The team changed reporting lines within the bank more than 10 times. It was, at one point, merged with a primary fund of funds and a direct investment shop within Deutsche Bank. The entire asset management division was almost sold to Guggenheim Partners in 2012, which affected the fundraising process for its second fund.
The final straw came a little bit more than six months ago when Deutsche Bank decided to cancel bonuses as it suffered under a hefty litigation bill with the US over toxic mortgage securities.
“The very difficult compensation cycle may have tipped the event,” the person says of the spin-off.

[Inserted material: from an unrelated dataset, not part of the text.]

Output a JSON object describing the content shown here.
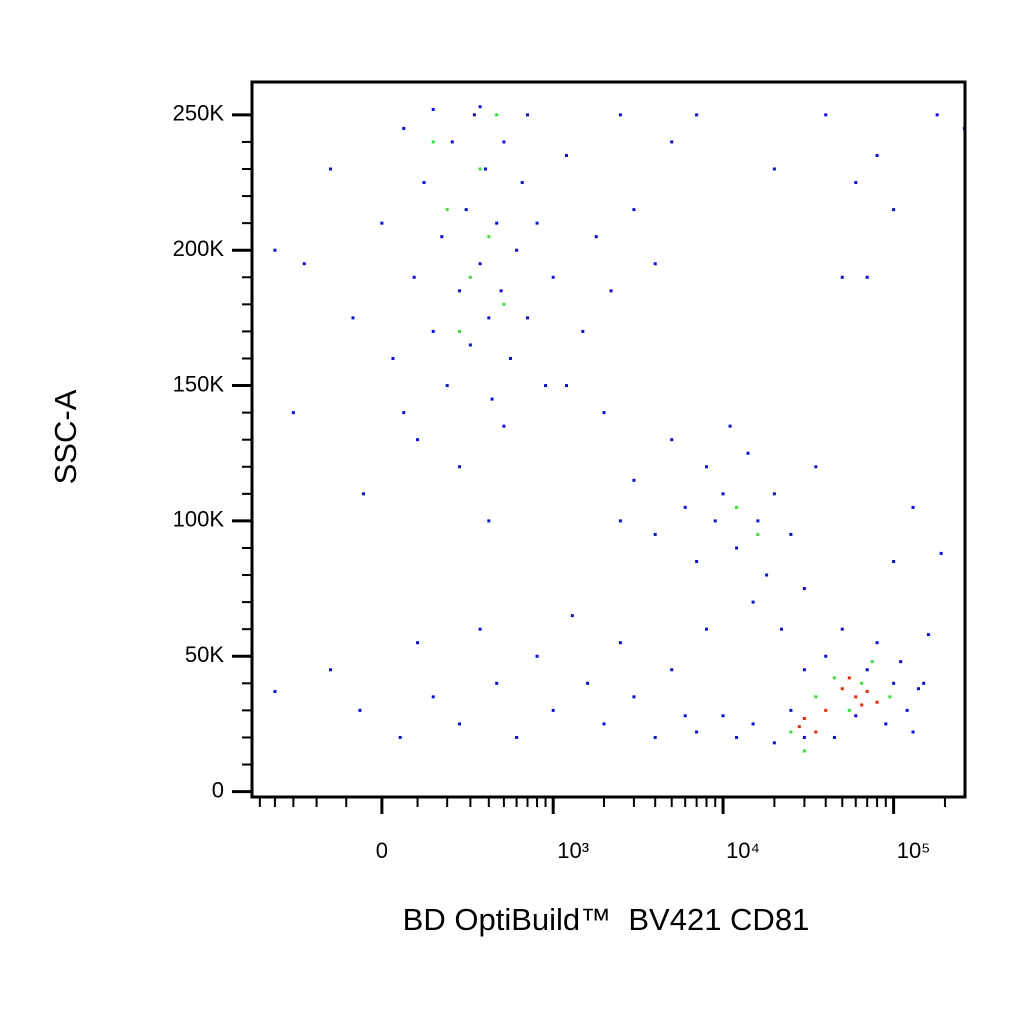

Deutsche Bank declined to comment for this story. Glendower Capital declined to comment on the circumstances of the spin-out. With a fresh start and a name ready for battle (Glendower was the Welsh warrior immortalised in Shakespeare’s Henry IV), the firm is expected to begin pre-marketing the Glendower Secondary Opportunities Fund IV in the autumn, seeking between $1.5 billion and $2 billion, a source familiar with the matter says. Glendower Capital declined to comment on the fundraising.
If that fundraising goes well and if the firm remains disciplined by sticking to its proven investment strategy, the name Glendower will become a fixture.